Following the closing, the two institutions will take independent control of their own imprints—the Dartmouth College Press and the Brandeis University Press. A Dartmouth faculty study group will be appointed to consider whether and how the Dartmouth press should move forward. Brandeis University Press is engaged in discussions to find alternative arrangements to secure the Brandeis University Press imprint into the future.
UPNE was founded in 1970 as a consortium of institutions, including, over time, six to as many as 10 colleges and universities. In recent years, Dartmouth has employed all of the UPNE staff and the consortium was headquartered in Lebanon, N.H.
The press has become unsustainable to operate with only two member-institutions, says President Phil Hanlon ’77. The UPNE Board of Governors voted yesterday to dissolve the consortium and close the press.
“This decision was not made quickly or easily,” says President Hanlon. “Dartmouth will continue to support the scholarly publication of the work of its faculty.”
“We are extremely grateful for the guidance our authors have received over the years from UPNE’s dedicated staff, including superb editorial support and personal service with high quality and attention to detail,” he says.
Dartmouth’s Office of Human Resources has met with UPNE staff and will work to assist them in identifying other employment opportunities, says Scot Bemis, the College’s chief human resources officer.
A Dartmouth faculty study group, to be led by Graziella Parati, the Paul D. Paganucci Professor of Italian Language and Literature, will be appointed to formulate and evaluate proposals for the future of the Dartmouth press. The planning group will present recommendations to the president and provost in November.
“The closing of UPNE presents us with the opportunity to envision a 21st-century press that will support Dartmouth faculty and the institution as a whole,” says Interim Provost David Kotz. “Changing trends in scholarly and digital publishing require us to move carefully and consider how Dartmouth can best position itself in this crowded and dynamic environment.”
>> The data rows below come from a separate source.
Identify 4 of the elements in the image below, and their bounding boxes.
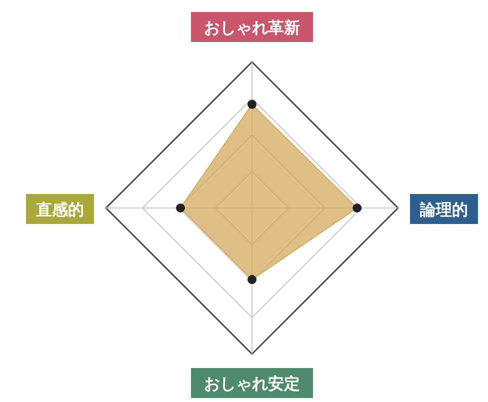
spoke-label: おしゃれ安定 bbox=[204, 374, 300, 393]
spoke-label: おしゃれ革新 bbox=[204, 18, 300, 37]
spoke-label: 論理的 bbox=[419, 200, 468, 219]
spoke-label: 直感的 bbox=[35, 200, 84, 219]
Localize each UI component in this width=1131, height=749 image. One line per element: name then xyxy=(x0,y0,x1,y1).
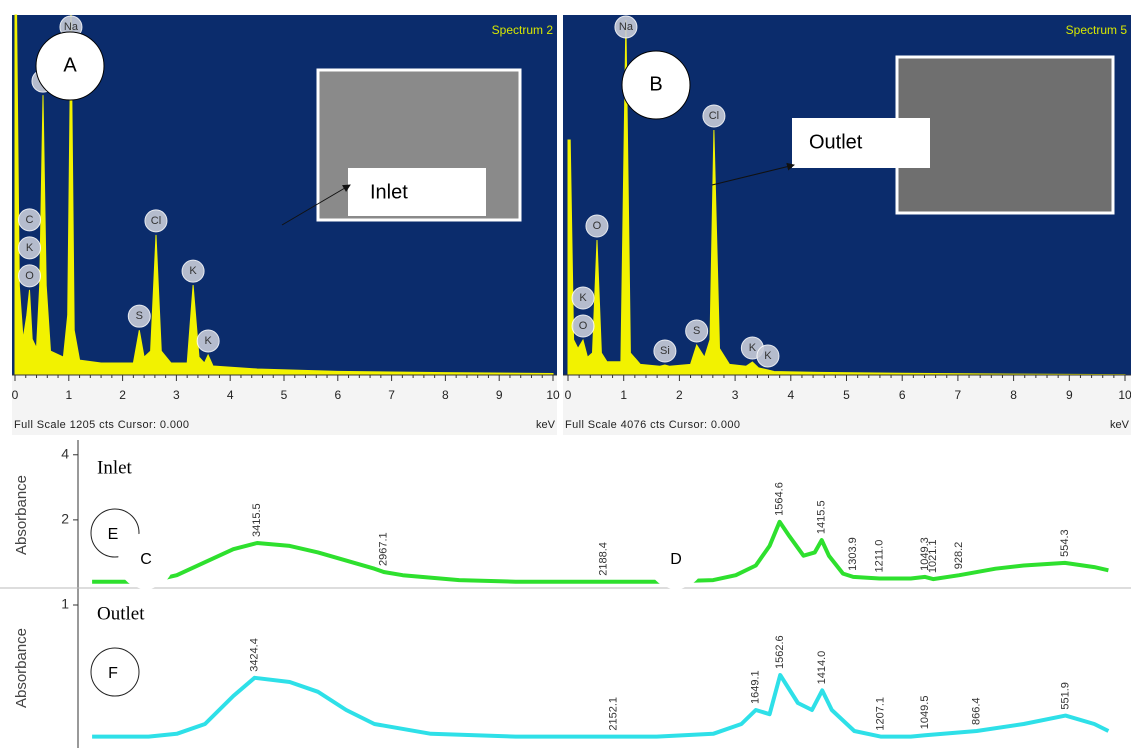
x-tick-label: 4 xyxy=(227,388,234,402)
peak-label: 2152.1 xyxy=(608,697,620,731)
x-tick-label: 6 xyxy=(899,388,906,402)
x-tick-label: 2 xyxy=(676,388,683,402)
peak-label: 3424.4 xyxy=(249,638,261,672)
peak-label: 1562.6 xyxy=(774,635,786,669)
spectrum-title: Spectrum 5 xyxy=(1066,23,1128,37)
x-tick-label: 10 xyxy=(546,388,560,402)
peak-label: O xyxy=(593,220,602,232)
peak-label: 1564.6 xyxy=(774,482,786,516)
x-tick-label: 10 xyxy=(1118,388,1131,402)
peak-label: K xyxy=(204,335,212,347)
peak-label: K xyxy=(26,242,34,254)
peak-label: 551.9 xyxy=(1059,682,1071,710)
peak-label: K xyxy=(189,265,197,277)
x-tick-label: 0 xyxy=(12,388,19,402)
x-tick-label: 4 xyxy=(787,388,794,402)
x-tick-label: 0 xyxy=(565,388,572,402)
footer: Full Scale 4076 cts Cursor: 0.000 xyxy=(565,419,740,431)
x-tick-label: 8 xyxy=(1010,388,1017,402)
peak-label: 1303.9 xyxy=(847,537,859,571)
x-axis-label: keV xyxy=(536,419,556,431)
y-tick-label: 1 xyxy=(61,596,69,612)
x-tick-label: 7 xyxy=(388,388,395,402)
peak-label: O xyxy=(25,270,34,282)
peak-label: 866.4 xyxy=(971,697,983,725)
y-axis-title: Absorbance xyxy=(13,475,30,555)
peak-label: 554.3 xyxy=(1059,529,1071,557)
peak-label: 1207.1 xyxy=(874,697,886,731)
peak-label: 1049.5 xyxy=(919,696,931,730)
x-axis-label: keV xyxy=(1110,419,1130,431)
y-tick-label: 4 xyxy=(61,445,69,461)
inset-label: Inlet xyxy=(370,181,408,203)
peak-label: K xyxy=(579,292,587,304)
x-tick-label: 8 xyxy=(442,388,449,402)
inset-label-box xyxy=(348,168,486,216)
x-tick-label: 1 xyxy=(620,388,627,402)
peak-label: S xyxy=(693,325,700,337)
peak-label: K xyxy=(749,342,757,354)
y-axis-title: Absorbance xyxy=(13,628,30,708)
peak-label: 1414.0 xyxy=(816,651,828,685)
spectrum-title: Spectrum 2 xyxy=(492,23,554,37)
peak-label: Na xyxy=(619,21,634,33)
footer: Full Scale 1205 cts Cursor: 0.000 xyxy=(14,419,189,431)
marker-label: C xyxy=(140,551,152,568)
inset-label: Outlet xyxy=(809,131,863,153)
spectrum-line xyxy=(92,675,1108,737)
peak-label: 2188.4 xyxy=(597,542,609,576)
x-tick-label: 9 xyxy=(1066,388,1073,402)
peak-label: Cl xyxy=(709,110,719,122)
x-tick-label: 7 xyxy=(955,388,962,402)
x-tick-label: 1 xyxy=(65,388,72,402)
peak-label: Si xyxy=(660,345,670,357)
trace-label: Outlet xyxy=(97,603,145,624)
peak-label: 1211.0 xyxy=(873,540,885,573)
x-tick-label: 2 xyxy=(119,388,126,402)
peak-label: Cl xyxy=(151,215,161,227)
peak-label: 928.2 xyxy=(953,542,965,570)
peak-label: 1649.1 xyxy=(750,670,762,704)
panel-label: A xyxy=(63,54,77,76)
x-tick-label: 3 xyxy=(732,388,739,402)
peak-label: O xyxy=(579,320,588,332)
x-tick-label: 5 xyxy=(281,388,288,402)
x-tick-label: 6 xyxy=(334,388,341,402)
peak-label: 3415.5 xyxy=(251,503,263,537)
panel-label: B xyxy=(649,73,662,95)
marker-label: D xyxy=(670,551,682,568)
panel-label: F xyxy=(108,665,118,682)
x-tick-label: 5 xyxy=(843,388,850,402)
x-tick-label: 3 xyxy=(173,388,180,402)
peak-label: C xyxy=(26,214,34,226)
peak-label: 1415.5 xyxy=(816,500,828,534)
peak-label: 1021.1 xyxy=(927,539,939,573)
x-tick-label: 9 xyxy=(496,388,503,402)
trace-label: Inlet xyxy=(97,457,133,478)
peak-label: K xyxy=(764,350,772,362)
peak-label: Na xyxy=(64,21,79,33)
figure: 012345678910keVFull Scale 1205 cts Curso… xyxy=(0,0,1131,749)
peak-label: 2967.1 xyxy=(378,532,390,566)
panel-label: E xyxy=(108,526,119,543)
peak-label: S xyxy=(136,310,143,322)
y-tick-label: 2 xyxy=(61,511,69,527)
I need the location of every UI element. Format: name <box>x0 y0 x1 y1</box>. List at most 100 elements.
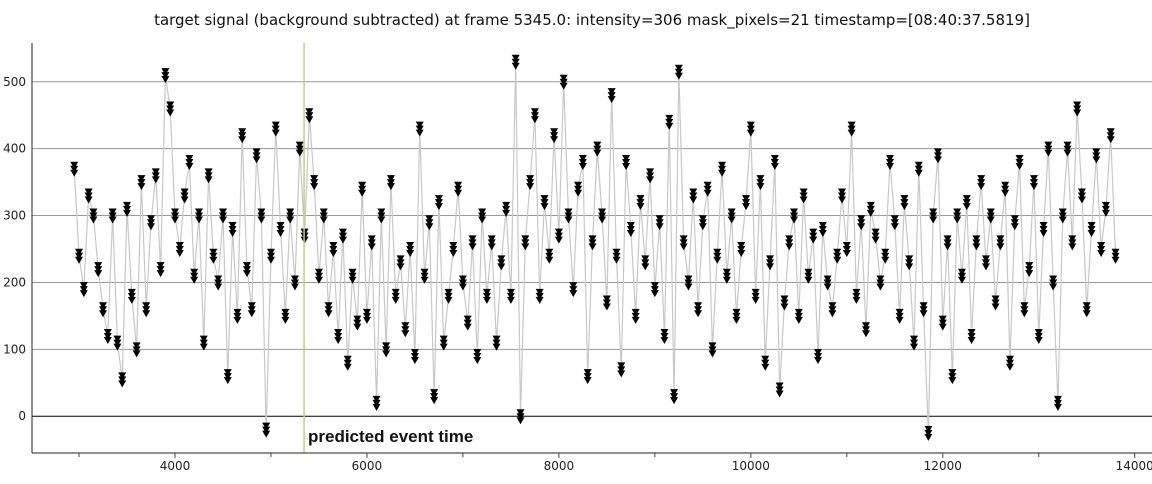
data-point-marker <box>775 390 784 398</box>
data-point-marker <box>554 232 563 240</box>
data-point-marker <box>933 152 942 160</box>
data-point-marker <box>372 399 381 407</box>
data-point-marker <box>1010 215 1019 223</box>
x-tick-label: 4000 <box>160 459 191 473</box>
data-point-marker <box>137 179 146 187</box>
data-point-marker <box>214 279 223 287</box>
data-point-marker <box>410 349 419 357</box>
data-point-marker <box>127 288 136 296</box>
data-point-marker <box>1073 105 1082 113</box>
data-point-marker <box>718 161 727 169</box>
data-point-marker <box>271 125 280 133</box>
y-tick-label: 0 <box>18 409 26 423</box>
data-point-marker <box>209 252 218 260</box>
data-point-marker <box>569 286 578 294</box>
data-point-marker <box>478 208 487 216</box>
data-point-marker <box>70 169 79 177</box>
data-point-marker <box>386 179 395 187</box>
data-point-marker <box>718 165 727 173</box>
data-point-marker <box>914 169 923 177</box>
data-point-marker <box>991 295 1000 303</box>
data-point-marker <box>727 216 736 224</box>
data-point-marker <box>948 369 957 377</box>
data-point-marker <box>199 343 208 351</box>
data-point-marker <box>506 288 515 296</box>
data-point-marker <box>876 283 885 291</box>
data-point-marker <box>425 223 434 231</box>
data-point-marker <box>238 128 247 136</box>
data-point-marker <box>75 252 84 260</box>
data-point-marker <box>252 148 261 156</box>
data-point-marker <box>938 323 947 331</box>
data-point-marker <box>842 246 851 254</box>
data-point-marker <box>977 179 986 187</box>
data-point-marker <box>1077 192 1086 200</box>
data-point-marker <box>1058 212 1067 220</box>
data-point-marker <box>310 183 319 191</box>
data-point-marker <box>545 256 554 264</box>
data-point-marker <box>1111 256 1120 264</box>
data-point-marker <box>372 403 381 411</box>
data-point-marker <box>1087 221 1096 229</box>
data-point-marker <box>132 342 141 350</box>
data-point-marker <box>79 290 88 298</box>
data-point-marker <box>118 376 127 384</box>
data-point-marker <box>314 276 323 284</box>
data-point-marker <box>391 292 400 300</box>
data-point-marker <box>914 165 923 173</box>
data-point-marker <box>406 246 415 254</box>
data-point-marker <box>334 332 343 340</box>
data-point-marker <box>583 373 592 381</box>
data-point-marker <box>833 248 842 256</box>
data-point-marker <box>314 272 323 280</box>
data-point-marker <box>156 262 165 270</box>
data-point-marker <box>94 262 103 270</box>
data-point-marker <box>698 219 707 227</box>
data-point-marker <box>895 316 904 324</box>
data-point-marker <box>598 212 607 220</box>
data-point-marker <box>276 225 285 233</box>
data-point-marker <box>156 266 165 274</box>
data-point-marker <box>991 303 1000 311</box>
data-point-marker <box>185 159 194 167</box>
data-point-marker <box>670 389 679 397</box>
data-point-marker <box>790 212 799 220</box>
data-point-marker <box>612 248 621 256</box>
data-point-marker <box>1049 279 1058 287</box>
data-point-marker <box>694 310 703 318</box>
data-point-marker <box>338 232 347 240</box>
data-point-marker <box>290 283 299 291</box>
data-point-marker <box>185 163 194 171</box>
data-point-marker <box>775 386 784 394</box>
data-point-marker <box>933 156 942 164</box>
data-point-marker <box>463 315 472 323</box>
data-point-marker <box>204 172 213 180</box>
data-point-marker <box>684 283 693 291</box>
data-point-marker <box>353 323 362 331</box>
data-point-marker <box>1039 229 1048 237</box>
data-point-marker <box>766 255 775 263</box>
data-point-marker <box>180 196 189 204</box>
data-point-marker <box>986 208 995 216</box>
data-point-marker <box>895 312 904 320</box>
data-point-marker <box>266 248 275 256</box>
data-point-marker <box>1058 208 1067 216</box>
data-point-marker <box>981 263 990 271</box>
data-point-marker <box>790 216 799 224</box>
data-point-marker <box>823 275 832 283</box>
data-point-marker <box>526 183 535 191</box>
event-label: predicted event time <box>308 427 473 446</box>
data-point-marker <box>703 185 712 193</box>
y-tick-label: 400 <box>3 142 26 156</box>
data-point-marker <box>746 125 755 133</box>
data-point-marker <box>924 433 933 441</box>
data-point-marker <box>593 149 602 157</box>
data-point-marker <box>175 250 184 258</box>
data-point-marker <box>262 422 271 430</box>
data-point-marker <box>281 316 290 324</box>
data-point-marker <box>108 212 117 220</box>
data-point-marker <box>818 221 827 229</box>
data-point-marker <box>862 322 871 330</box>
data-point-marker <box>118 372 127 380</box>
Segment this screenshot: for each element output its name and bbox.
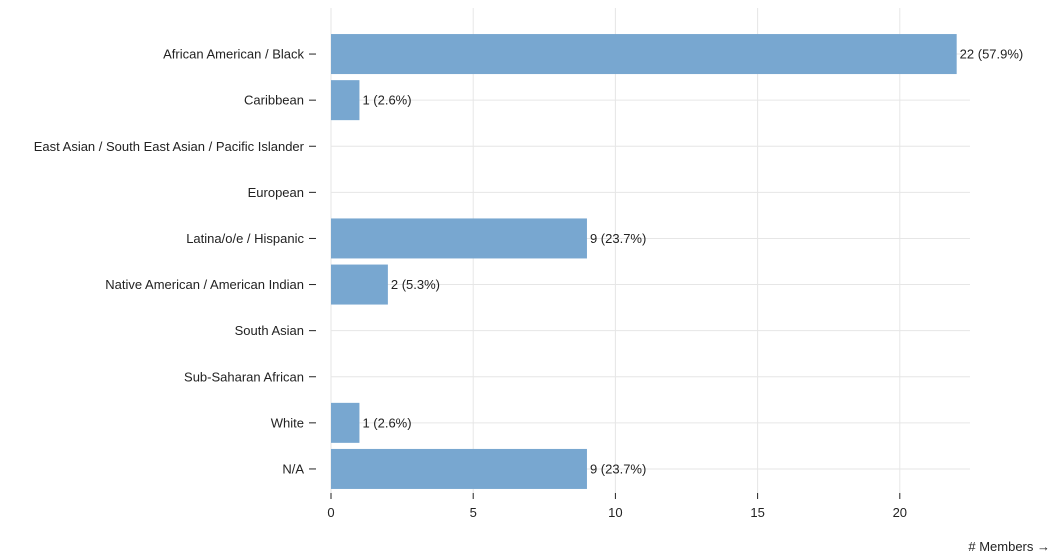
data-labels: 22 (57.9%) 1 (2.6%) 9 (23.7%) 2 (5.3%) 1 (2.… [362,47,1023,477]
category-label: European [248,185,304,200]
x-axis-title: # Members → [968,539,1050,554]
category-label: Native American / American Indian [105,277,304,292]
bar [331,402,360,443]
bar [331,448,587,489]
category-labels: African American / Black Caribbean East As… [34,47,316,476]
data-label: 22 (57.9%) [960,47,1024,62]
category-label: Sub-Saharan African [184,369,304,384]
x-tick-label: 5 [470,505,477,520]
category-label: South Asian [235,323,304,338]
x-tick-label: 15 [750,505,764,520]
bar [331,80,360,121]
data-label: 1 (2.6%) [362,415,411,430]
bar [331,264,388,305]
category-label: African American / Black [163,47,304,62]
x-axis: 0 5 10 15 20 [327,493,907,520]
bar [331,218,587,259]
data-label: 1 (2.6%) [362,93,411,108]
x-tick-label: 20 [893,505,907,520]
category-label: Caribbean [244,93,304,108]
category-label: East Asian / South East Asian / Pacific … [34,139,305,154]
category-label: N/A [282,461,304,476]
data-label: 9 (23.7%) [590,461,646,476]
category-label: Latina/o/e / Hispanic [186,231,304,246]
category-label: White [271,415,304,430]
x-tick-label: 0 [327,505,334,520]
x-tick-label: 10 [608,505,622,520]
data-label: 9 (23.7%) [590,231,646,246]
bar [331,34,957,75]
data-label: 2 (5.3%) [391,277,440,292]
bars [331,34,957,489]
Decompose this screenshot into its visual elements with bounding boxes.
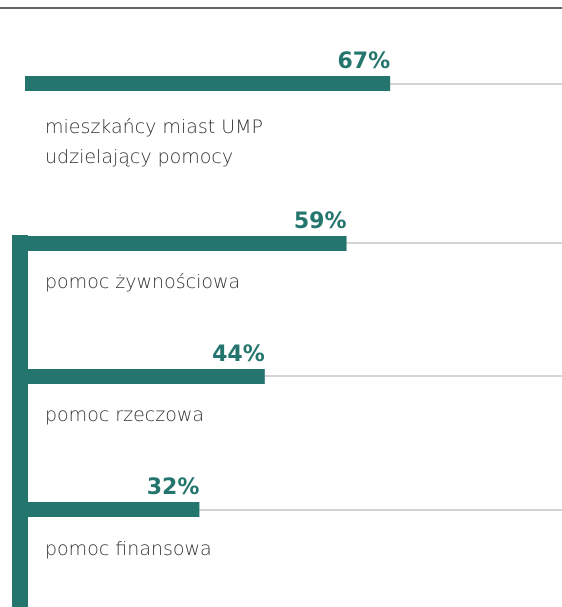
bar <box>25 369 265 384</box>
value-label: 44% <box>212 342 265 367</box>
category-label: pomoc żywnościowa <box>45 271 241 293</box>
value-label: 59% <box>294 209 347 234</box>
bar <box>25 236 347 251</box>
value-label: 32% <box>147 475 200 500</box>
value-label: 67% <box>337 49 390 74</box>
category-label: pomoc finansowa <box>45 538 212 560</box>
category-label: pomoc rzeczowa <box>45 404 205 426</box>
connector-bar <box>12 235 28 607</box>
bar <box>25 76 391 91</box>
category-label: mieszkańcy miast UMP udzielający pomocy <box>45 116 264 168</box>
bar <box>25 502 200 517</box>
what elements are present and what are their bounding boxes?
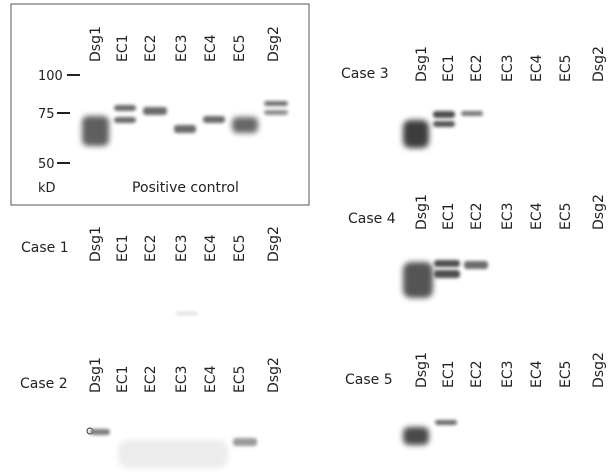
- lane-header-ec2: EC2: [143, 34, 159, 62]
- marker-50-label: 50: [38, 157, 55, 172]
- case-1-lane-ec5: EC5: [232, 234, 248, 262]
- case-1-lane-dsg1: Dsg1: [88, 226, 104, 262]
- band-pc-ec5: [232, 117, 258, 133]
- case-2-background-smear: [118, 440, 228, 468]
- case-1-lane-ec3: EC3: [174, 234, 190, 262]
- lane-header-dsg1: Dsg1: [88, 26, 104, 62]
- case-2-lane-ec5: EC5: [232, 365, 248, 393]
- case-3-band-ec2: [461, 111, 483, 116]
- case-5-band-ec1: [435, 420, 457, 425]
- case-3-lane-ec3: EC3: [500, 54, 516, 82]
- case-5-band-dsg1: [403, 427, 429, 445]
- molecular-weight-markers: 100 75 50 kD: [38, 69, 80, 196]
- case-3-lane-dsg1: Dsg1: [414, 46, 430, 82]
- case-3-lane-dsg2: Dsg2: [591, 46, 607, 82]
- case-5-lane-ec5: EC5: [558, 360, 574, 388]
- lane-header-ec4: EC4: [203, 34, 219, 62]
- case-2-label: Case 2: [20, 376, 68, 392]
- lane-header-dsg2: Dsg2: [266, 26, 282, 62]
- band-pc-dsg2-lower: [264, 110, 288, 115]
- case-1-lane-dsg2: Dsg2: [266, 226, 282, 262]
- case-1-lane-ec2: EC2: [143, 234, 159, 262]
- case-2-band-dsg1: [90, 429, 110, 435]
- case-2-lane-ec4: EC4: [203, 365, 219, 393]
- band-pc-ec1-upper: [114, 105, 136, 111]
- marker-75-label: 75: [38, 107, 55, 122]
- case-1-panel: Case 1 Dsg1 EC1 EC2 EC3 EC4 EC5 Dsg2: [21, 226, 282, 315]
- case-4-lane-ec2: EC2: [469, 202, 485, 230]
- case-1-lane-ec4: EC4: [203, 234, 219, 262]
- case-4-lane-dsg1: Dsg1: [414, 194, 430, 230]
- case-5-lane-ec2: EC2: [469, 360, 485, 388]
- case-2-lane-ec2: EC2: [143, 365, 159, 393]
- positive-control-lane-headers: Dsg1 EC1 EC2 EC3 EC4 EC5 Dsg2: [88, 26, 282, 62]
- case-1-faint-band: [176, 312, 198, 315]
- case-4-band-dsg1: [403, 262, 433, 298]
- case-5-panel: Case 5 Dsg1 EC1 EC2 EC3 EC4 EC5 Dsg2: [345, 352, 607, 445]
- case-2-lane-ec1: EC1: [115, 365, 131, 393]
- case-3-label: Case 3: [341, 66, 389, 82]
- case-3-band-ec1-upper: [433, 111, 455, 118]
- case-1-lane-ec1: EC1: [115, 234, 131, 262]
- case-5-lane-dsg2: Dsg2: [591, 352, 607, 388]
- case-2-lane-ec3: EC3: [174, 365, 190, 393]
- positive-control-title: Positive control: [132, 180, 239, 196]
- case-4-lane-ec3: EC3: [500, 202, 516, 230]
- positive-control-box: [10, 3, 310, 206]
- case-4-band-ec2: [464, 261, 488, 269]
- band-pc-ec3: [174, 125, 196, 133]
- case-2-band-ec5: [233, 438, 257, 446]
- marker-100-label: 100: [38, 69, 63, 84]
- case-5-lane-ec3: EC3: [500, 360, 516, 388]
- positive-control-panel: Dsg1 EC1 EC2 EC3 EC4 EC5 Dsg2 100 75 50 …: [10, 3, 310, 206]
- case-3-panel: Case 3 Dsg1 EC1 EC2 EC3 EC4 EC5 Dsg2: [341, 46, 607, 148]
- band-pc-ec1-lower: [114, 117, 136, 123]
- case-5-lane-dsg1: Dsg1: [414, 352, 430, 388]
- case-4-label: Case 4: [348, 211, 396, 227]
- case-4-lane-ec1: EC1: [441, 202, 457, 230]
- positive-control-bands: [82, 101, 288, 146]
- case-3-lane-ec2: EC2: [469, 54, 485, 82]
- case-2-lane-dsg2: Dsg2: [266, 357, 282, 393]
- case-4-lane-ec5: EC5: [558, 202, 574, 230]
- band-pc-ec4: [203, 116, 225, 123]
- lane-header-ec1: EC1: [115, 34, 131, 62]
- case-5-label: Case 5: [345, 372, 393, 388]
- case-5-lane-ec4: EC4: [529, 360, 545, 388]
- case-2-panel: Case 2 Dsg1 EC1 EC2 EC3 EC4 EC5 Dsg2: [20, 357, 282, 468]
- case-4-panel: Case 4 Dsg1 EC1 EC2 EC3 EC4 EC5 Dsg2: [348, 194, 607, 298]
- case-5-lane-ec1: EC1: [441, 360, 457, 388]
- unit-label: kD: [38, 181, 56, 196]
- band-pc-dsg2-upper: [264, 101, 288, 106]
- lane-header-ec3: EC3: [174, 34, 190, 62]
- case-4-band-ec1-lower: [434, 270, 460, 278]
- band-pc-ec2: [143, 107, 167, 115]
- case-4-band-ec1-upper: [434, 260, 460, 267]
- case-3-band-dsg1: [403, 120, 429, 148]
- case-3-lane-ec1: EC1: [441, 54, 457, 82]
- band-pc-dsg1: [82, 116, 109, 146]
- case-3-lane-ec4: EC4: [529, 54, 545, 82]
- lane-header-ec5: EC5: [232, 34, 248, 62]
- case-4-lane-ec4: EC4: [529, 202, 545, 230]
- case-3-lane-ec5: EC5: [558, 54, 574, 82]
- case-1-label: Case 1: [21, 240, 69, 256]
- case-2-lane-dsg1: Dsg1: [88, 357, 104, 393]
- case-4-lane-dsg2: Dsg2: [591, 194, 607, 230]
- case-3-band-ec1-lower: [433, 121, 455, 127]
The study group will be charged with evaluating issues related to the future of a Dartmouth publishing enterprise, including the level of engagement among faculty; considering whether there are specific subject areas on which Dartmouth College Press should focus; and drawing up recommendations for more in-depth study. Such study could include investigation of e-book publishing or on-demand printing.
“Brandeis will maintain current books in press or under review and continue to support its growing portfolio of books covering diverse subjects and perspectives,” says Brandeis Provost Lisa Lynch.